It's funny that you think a 680 would be a down grade to you. Power consumption would be wayyyyy lower and since that is one of the 3 things you bash the 7970 for, it must be important to you.
You would have higher vram allowing for heavy mods in Skyrim and such.
I also imagine you would have smoother frame rates and probably higher minimums too.
Out of curiousity, what does a heavily overclocked 470 consume for watts?
Performance would be halved though, I can't really justify losing half my frame-rates, not when overall it will cost me considerably more to own just one.
I haven't played Skyrim since I beat it a month after it released, I ran a few good mobs in triple and a ton at 1080p, but that ship has sailed and I've moved on to other games. Perhaps in another 3-6 years this will be a valid point.
You'd be imagining wrong though, don't confuse SLI with CF.
Well I ran two 470s at 950 core with an i5-2500k at 5.2GHz for a very long time on a 840 rail. Assuming the i5 was pulling around 300, that leaves around 540 watts for the two 470s to play with, so around 270 watts each?

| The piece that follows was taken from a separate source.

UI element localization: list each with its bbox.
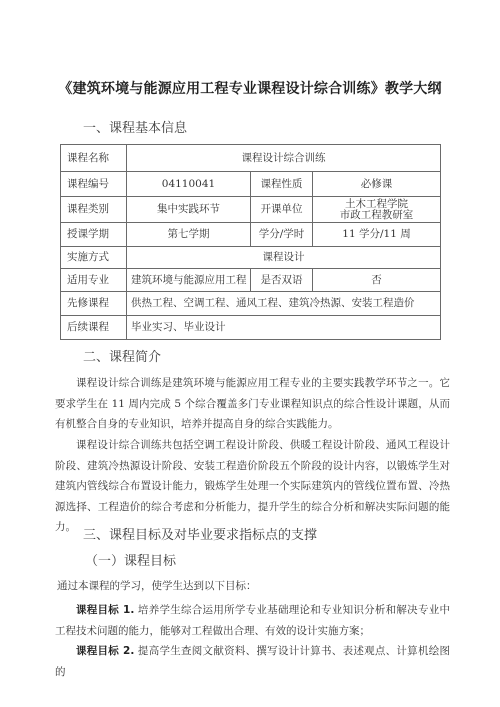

Nobody wants to hear the Fermi type logic against the 7970, which isn't surprising when you hear your own logic spoken back to you used on a product you support it starts making less sense.
So let's instead talk about what purpose this card serves, it's a card for multi gpu, multi screen setups. Has AMD ever figured out their MS woes with 7 series? Not the last time I checked, so what purpose does this hardware serve when the the story behind AMD has been and seemingly always will be good hardware with poor software support?
It's a brave world out there, I'm just not sure the people praising it actually are the people who would even consider the card in question in the first place.
Edit: How many people in this thread are 3+ card users with 3+ screens? That's what this cards intended audience is.